Interestingly, even by writing this blog post, I have increased D in Mr. Coppock’s equation: now, if he adopts Venmo, he will face additional social costs by bearing the shame of being wrong and proving me right. Therefore, I predict he will find some more evidence and form a stronger argument against Venmo’s security, increasing his expressive utility by doubling down on his earlier point. In this way, I have decreased his rational ignorance by questioning his knowledge and reasoning on the topic and creating incentives for him to spend more time learning about it.

Sunday, November 04, 2018

Venezuela and its 1.6% margin


With elections coming up in the US, within my family, the recent conversations tend to revolve in reminiscing the times when Venezuelans were motivated and confident to vote in elections.     
The last major election in which Venezuelans thought it was irrational not to vote was in 2013 when the opposition leader, Henrique Capriles, lost to current president, Nicolas Maduro, by 1.6% … yes you read that correctly, 1.6%!!! Venezuelans were outraged and demanded a recount because for the first time in years the opposition felt that their individual votes actually had the potential to affect the presidential outcome. 

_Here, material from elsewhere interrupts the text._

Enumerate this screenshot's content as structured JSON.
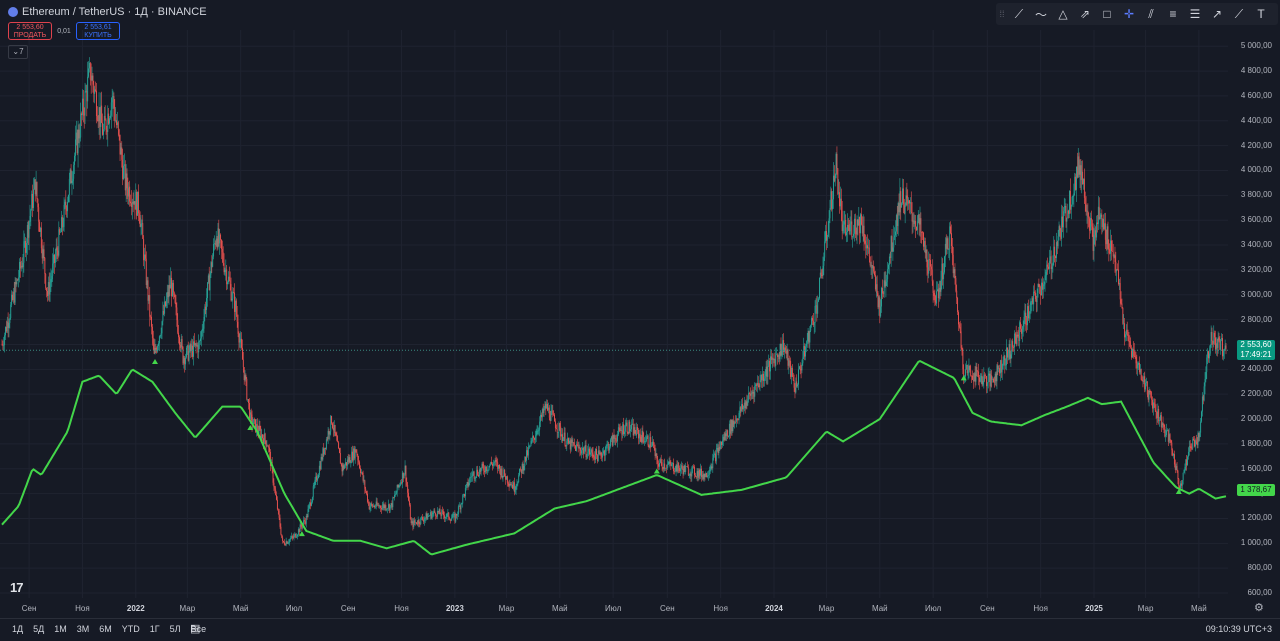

Prior to the 2013 election, there were various events in the previous years that had raised the cost of voting tremendously; social pressure to vote for Chavez/Maduro was effectively applied. Back in 2004 for example, there was a referendum to determine whether or not Chavez (Venezuela’s president at the time) should be recalled from office. Turns out that through simple majority rule, it was concluded that the majority of the population approved of Chavez and wanted to keep him as president. There was suspicion of fraud from the opposition who demanded a recount of votes, and in return the government publicly published a list of those individuals who had voted against Chavez. The list affected workers of PDVSA, Venezuela’s state owned oil and natural gas company, who were fired on the spot as a result of their name being on the list. From the government’s perspective, embedding such consequences in voting would mean that people could either abstain from voting because they did not want to face radical repercussions, or vote for the “correct” candidate ( in this case the socialist party).

This of course meant very high costs to voting in the following years, because revealing true preferences of presidential candidates could cost someone their current and future employment. However, in 2013 Venezuelans saw that the expected marginal benefit of voting also included other factors such as civic duty, expressive utility and above all the inherit utility of voting which could outweigh the marginal costs of voting. Individuals were publicly expressing their candidate preference regardless of the consequences, because in that moment, the marginal cost of voting was almost zero and the probability of a vote being a swing vote seemed too high. With the referendum in 2004, I would have imagined that the event would have discouraged Venezuelans of voting in future election, but surprisingly enough it did the opposite for the 2013 elections. Now time will tell when once again the expected marginal benefits will be far greater than its marginal costs.